As the network provider returned operations to normal, customers received a technical note from Level3, seen by The Register, describing the issue and its resolution:
Root Cause: Calls were not present in Level 3 voice switches, impacting voice services in multiple markets of the United States.
Fix Action: Configuration adjustments were implemented to allow calls to reach the switches and complete appropriately.
Reason for Outage (RFO) Summary: The Voice NOC investigated reports of voice service impact throughout multiple markets in the United States. The equipment vendor was engaged for assistance with investigations. No inbound or outbound calls were present in voice switches. The Voice NOC was able to implement configuration changes that were successful in allowing calls to reach the switches and process accurately. The Voice NOC will continue to fully evaluate the incident and appropriate actions will take place to ensure incidents of this nature do not recur in the future. Services are currently restored and stable.
Corrective Actions: We know how important these services are to our customers. As an organization, we are putting processes in place to prevent issues like this from recurring in the future.
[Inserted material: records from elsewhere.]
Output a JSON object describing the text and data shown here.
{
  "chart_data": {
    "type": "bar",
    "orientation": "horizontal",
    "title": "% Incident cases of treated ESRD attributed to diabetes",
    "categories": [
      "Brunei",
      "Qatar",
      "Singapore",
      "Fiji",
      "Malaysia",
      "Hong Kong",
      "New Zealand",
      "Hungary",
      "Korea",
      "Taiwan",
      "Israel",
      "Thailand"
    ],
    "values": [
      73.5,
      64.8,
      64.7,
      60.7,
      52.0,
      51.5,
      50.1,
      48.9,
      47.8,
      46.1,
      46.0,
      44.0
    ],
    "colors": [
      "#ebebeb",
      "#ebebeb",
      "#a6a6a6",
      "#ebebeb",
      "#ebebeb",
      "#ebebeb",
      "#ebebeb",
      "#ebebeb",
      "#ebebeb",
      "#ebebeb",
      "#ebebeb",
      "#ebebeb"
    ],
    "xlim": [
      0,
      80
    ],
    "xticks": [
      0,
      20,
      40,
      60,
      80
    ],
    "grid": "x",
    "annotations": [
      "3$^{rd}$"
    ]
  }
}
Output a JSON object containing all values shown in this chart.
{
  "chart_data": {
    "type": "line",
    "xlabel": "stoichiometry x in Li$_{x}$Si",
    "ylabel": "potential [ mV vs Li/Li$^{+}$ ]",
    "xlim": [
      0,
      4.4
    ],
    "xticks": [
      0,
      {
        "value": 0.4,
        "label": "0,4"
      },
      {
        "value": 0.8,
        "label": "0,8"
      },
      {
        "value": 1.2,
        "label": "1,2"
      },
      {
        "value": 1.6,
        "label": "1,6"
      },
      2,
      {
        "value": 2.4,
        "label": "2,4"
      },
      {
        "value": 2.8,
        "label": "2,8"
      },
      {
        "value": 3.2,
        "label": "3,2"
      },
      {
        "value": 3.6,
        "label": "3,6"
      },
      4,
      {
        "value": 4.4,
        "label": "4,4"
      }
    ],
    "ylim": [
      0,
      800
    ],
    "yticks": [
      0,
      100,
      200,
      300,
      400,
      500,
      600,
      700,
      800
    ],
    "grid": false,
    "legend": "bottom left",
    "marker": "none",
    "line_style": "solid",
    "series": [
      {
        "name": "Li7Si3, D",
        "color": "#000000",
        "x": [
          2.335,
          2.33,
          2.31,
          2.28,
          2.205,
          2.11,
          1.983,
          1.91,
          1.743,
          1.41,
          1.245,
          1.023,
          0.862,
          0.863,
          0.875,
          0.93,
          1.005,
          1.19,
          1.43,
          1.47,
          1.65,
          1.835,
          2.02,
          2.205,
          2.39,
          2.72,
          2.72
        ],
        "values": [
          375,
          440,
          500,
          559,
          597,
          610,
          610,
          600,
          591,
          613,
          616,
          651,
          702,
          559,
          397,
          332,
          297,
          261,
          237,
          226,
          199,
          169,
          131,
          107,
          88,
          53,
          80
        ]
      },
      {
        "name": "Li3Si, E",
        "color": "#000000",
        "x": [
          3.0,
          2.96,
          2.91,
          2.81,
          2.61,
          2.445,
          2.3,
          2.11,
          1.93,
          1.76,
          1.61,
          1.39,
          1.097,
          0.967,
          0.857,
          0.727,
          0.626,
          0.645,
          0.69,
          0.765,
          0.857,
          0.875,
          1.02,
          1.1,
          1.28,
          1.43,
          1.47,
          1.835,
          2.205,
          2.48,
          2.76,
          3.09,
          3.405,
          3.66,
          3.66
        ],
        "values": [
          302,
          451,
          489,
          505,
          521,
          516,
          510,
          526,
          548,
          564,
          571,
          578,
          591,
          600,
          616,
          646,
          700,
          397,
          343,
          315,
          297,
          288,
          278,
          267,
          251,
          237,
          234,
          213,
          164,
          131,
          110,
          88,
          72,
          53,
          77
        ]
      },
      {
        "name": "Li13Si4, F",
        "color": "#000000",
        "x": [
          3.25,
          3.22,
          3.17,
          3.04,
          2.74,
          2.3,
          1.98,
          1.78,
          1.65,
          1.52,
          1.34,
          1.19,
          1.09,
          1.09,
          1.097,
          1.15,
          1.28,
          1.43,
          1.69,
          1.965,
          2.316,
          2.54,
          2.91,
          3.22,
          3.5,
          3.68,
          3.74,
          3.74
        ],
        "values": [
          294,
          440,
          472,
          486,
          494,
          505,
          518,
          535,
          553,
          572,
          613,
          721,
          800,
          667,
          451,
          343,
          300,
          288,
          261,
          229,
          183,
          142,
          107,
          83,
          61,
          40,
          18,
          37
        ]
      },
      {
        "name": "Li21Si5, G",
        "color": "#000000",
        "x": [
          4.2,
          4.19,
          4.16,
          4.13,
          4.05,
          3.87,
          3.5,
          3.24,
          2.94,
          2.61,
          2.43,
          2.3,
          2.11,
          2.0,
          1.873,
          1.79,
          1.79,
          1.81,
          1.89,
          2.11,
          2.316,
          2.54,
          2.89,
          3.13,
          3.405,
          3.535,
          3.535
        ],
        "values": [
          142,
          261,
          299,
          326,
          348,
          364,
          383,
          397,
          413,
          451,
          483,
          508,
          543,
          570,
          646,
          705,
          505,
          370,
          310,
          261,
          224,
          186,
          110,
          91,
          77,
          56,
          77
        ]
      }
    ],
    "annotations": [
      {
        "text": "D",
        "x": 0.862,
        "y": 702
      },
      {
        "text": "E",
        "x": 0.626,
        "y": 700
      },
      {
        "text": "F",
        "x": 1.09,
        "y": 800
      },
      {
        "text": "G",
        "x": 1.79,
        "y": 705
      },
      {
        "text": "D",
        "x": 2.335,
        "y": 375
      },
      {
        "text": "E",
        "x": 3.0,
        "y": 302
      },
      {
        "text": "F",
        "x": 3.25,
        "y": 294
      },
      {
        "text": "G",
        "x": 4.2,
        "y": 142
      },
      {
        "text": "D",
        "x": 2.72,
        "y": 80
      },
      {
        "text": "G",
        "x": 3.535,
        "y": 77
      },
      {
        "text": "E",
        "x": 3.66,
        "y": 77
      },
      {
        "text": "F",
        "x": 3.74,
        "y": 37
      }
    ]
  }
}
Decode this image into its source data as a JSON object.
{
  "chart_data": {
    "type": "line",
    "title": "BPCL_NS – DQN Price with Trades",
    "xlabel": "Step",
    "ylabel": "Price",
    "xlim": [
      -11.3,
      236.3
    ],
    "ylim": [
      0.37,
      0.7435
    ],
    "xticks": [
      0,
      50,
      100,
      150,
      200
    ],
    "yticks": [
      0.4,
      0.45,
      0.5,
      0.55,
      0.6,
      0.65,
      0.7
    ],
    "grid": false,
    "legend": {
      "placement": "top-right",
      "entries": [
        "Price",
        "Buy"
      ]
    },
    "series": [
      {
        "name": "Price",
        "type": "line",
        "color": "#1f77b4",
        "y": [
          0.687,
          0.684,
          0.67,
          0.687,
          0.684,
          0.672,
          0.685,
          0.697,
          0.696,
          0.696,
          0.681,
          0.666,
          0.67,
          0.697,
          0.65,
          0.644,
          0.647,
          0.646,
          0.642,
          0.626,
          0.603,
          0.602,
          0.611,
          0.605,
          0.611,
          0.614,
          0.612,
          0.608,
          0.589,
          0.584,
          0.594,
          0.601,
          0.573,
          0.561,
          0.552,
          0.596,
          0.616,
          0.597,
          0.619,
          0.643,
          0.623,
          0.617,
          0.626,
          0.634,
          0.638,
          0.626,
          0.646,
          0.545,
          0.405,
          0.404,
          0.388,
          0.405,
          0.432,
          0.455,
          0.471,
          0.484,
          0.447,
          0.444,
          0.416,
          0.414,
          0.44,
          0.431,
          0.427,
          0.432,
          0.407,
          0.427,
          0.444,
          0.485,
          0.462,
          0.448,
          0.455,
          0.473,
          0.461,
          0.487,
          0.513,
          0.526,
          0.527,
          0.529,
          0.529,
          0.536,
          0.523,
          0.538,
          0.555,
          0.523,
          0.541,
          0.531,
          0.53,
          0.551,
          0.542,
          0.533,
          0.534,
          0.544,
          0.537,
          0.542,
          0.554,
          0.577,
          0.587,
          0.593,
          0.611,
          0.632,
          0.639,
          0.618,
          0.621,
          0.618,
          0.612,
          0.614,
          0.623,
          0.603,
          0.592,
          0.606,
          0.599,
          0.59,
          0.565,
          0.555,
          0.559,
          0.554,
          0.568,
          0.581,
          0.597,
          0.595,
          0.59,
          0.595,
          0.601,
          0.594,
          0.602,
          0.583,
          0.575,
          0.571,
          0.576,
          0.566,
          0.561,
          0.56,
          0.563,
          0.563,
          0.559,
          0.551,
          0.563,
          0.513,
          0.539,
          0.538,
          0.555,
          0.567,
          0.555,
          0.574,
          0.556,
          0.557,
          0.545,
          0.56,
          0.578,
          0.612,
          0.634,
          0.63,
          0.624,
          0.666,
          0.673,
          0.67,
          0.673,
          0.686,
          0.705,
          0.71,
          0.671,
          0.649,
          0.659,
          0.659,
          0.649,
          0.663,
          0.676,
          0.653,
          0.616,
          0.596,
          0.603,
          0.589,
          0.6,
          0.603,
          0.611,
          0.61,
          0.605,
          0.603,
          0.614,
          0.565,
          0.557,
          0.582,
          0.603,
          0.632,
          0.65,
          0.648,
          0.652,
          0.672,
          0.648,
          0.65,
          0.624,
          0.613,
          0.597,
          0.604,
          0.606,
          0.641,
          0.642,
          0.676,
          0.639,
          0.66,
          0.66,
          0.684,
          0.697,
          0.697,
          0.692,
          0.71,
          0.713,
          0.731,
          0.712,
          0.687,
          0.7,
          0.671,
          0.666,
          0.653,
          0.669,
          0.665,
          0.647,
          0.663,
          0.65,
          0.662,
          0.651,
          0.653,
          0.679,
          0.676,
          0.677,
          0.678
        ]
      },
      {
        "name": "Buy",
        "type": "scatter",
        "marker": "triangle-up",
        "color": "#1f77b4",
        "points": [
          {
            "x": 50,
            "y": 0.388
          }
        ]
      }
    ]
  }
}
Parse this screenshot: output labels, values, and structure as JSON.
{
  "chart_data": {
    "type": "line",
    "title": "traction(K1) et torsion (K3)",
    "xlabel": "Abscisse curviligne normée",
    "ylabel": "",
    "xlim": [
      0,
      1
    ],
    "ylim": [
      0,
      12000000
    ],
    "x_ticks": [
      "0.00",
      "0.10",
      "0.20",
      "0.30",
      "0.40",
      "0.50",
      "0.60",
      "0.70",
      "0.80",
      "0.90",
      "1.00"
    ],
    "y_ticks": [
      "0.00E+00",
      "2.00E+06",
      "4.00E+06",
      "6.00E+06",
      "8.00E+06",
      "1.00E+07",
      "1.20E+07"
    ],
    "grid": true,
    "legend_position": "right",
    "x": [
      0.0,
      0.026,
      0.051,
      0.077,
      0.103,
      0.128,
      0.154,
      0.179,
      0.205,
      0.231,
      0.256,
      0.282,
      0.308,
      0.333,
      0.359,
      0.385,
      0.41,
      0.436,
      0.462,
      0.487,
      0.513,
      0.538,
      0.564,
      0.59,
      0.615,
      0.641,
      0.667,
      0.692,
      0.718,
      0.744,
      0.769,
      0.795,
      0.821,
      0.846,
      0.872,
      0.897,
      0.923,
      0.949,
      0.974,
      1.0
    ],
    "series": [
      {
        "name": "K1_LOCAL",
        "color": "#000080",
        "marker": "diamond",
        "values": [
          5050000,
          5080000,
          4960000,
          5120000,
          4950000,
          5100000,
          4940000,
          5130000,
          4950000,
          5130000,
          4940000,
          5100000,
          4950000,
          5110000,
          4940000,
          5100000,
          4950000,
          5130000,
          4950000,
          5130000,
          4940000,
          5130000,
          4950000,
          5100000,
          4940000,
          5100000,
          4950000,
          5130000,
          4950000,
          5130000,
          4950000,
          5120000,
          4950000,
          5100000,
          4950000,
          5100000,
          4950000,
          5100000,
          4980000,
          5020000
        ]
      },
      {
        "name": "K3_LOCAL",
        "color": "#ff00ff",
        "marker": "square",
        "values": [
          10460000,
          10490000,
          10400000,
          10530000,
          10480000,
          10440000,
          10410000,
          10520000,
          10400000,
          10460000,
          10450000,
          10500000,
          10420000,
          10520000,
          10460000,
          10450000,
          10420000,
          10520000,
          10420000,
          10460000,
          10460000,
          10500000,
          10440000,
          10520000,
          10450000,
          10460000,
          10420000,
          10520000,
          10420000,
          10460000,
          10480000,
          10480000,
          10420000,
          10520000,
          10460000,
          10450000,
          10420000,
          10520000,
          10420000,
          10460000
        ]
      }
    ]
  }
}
To us, this sounds like Level3 – or a partner – misconfigured its network equipment to drop voice traffic. We asked the carrier if that was the case, and we were told the following:
On October 4, our voice network experienced a service disruption affecting some of our customers in North America due to a configuration error. We know how important these services are to our customers. As an organization, we’re putting processes in place to prevent issues like this from recurring in the future. We were able to restore all services by 9:31am Mountain time.
Make of that what you will. ®
Updated to add
Here's some more detail on the cock-up from Level 3 – the backbone biz has forwarded to us this advisory it sent out to customers:
Repair Area: Human Error Occurrence
Repair Action: Human Error
Reason for Outage (RFO) Summary: On October 4, 2016 at 14:06 GMT, calls were not completing throughout multiple markets in the United States. Level 3 Communications¿ call center phone number, 1-877-4LEVEL3, was also impacted during this timeframe, preventing customers from contacting the Technical Service Center via that phone number. The issue was reported to the Voice Network Operations Center (NOC) for investigation. Tier III Support was engaged for assistance isolating the root cause. It was determined that calls were not completing due to a configuration limiting call flows across multiple Level 3 voice switches. At 15:31 GMT, a configuration adjustment was made to correct the issue, and Inbound and outbound call flows immediately restored for all customers. Investigations revealed that an improper entry was made to a call routing table during provisioning work being performed on the Level 3 network. This was the configuration change that led to the outage. The entry did not specify a telephone number to limit the configuration change to, resulting in non-subscriber country code +1 calls to be released while the entry remained present. The configuration adjustments deleted this entry to resolve the outage.
Level 3 Communications knows how important these services are to customers. As an organization, this incident is being evaluated at the highest levels to prevent reoccurrence. Process has been put in place to alert this specific Provisioning team of how this incident could have been avoided. Access restrictions have been made to mitigate the possibility of large-scale configuration changes, and a future process for these types of provisioning activities will be evaluated to involve additional technical support. System tools are being investigated to place additional guardrails against this type of trouble.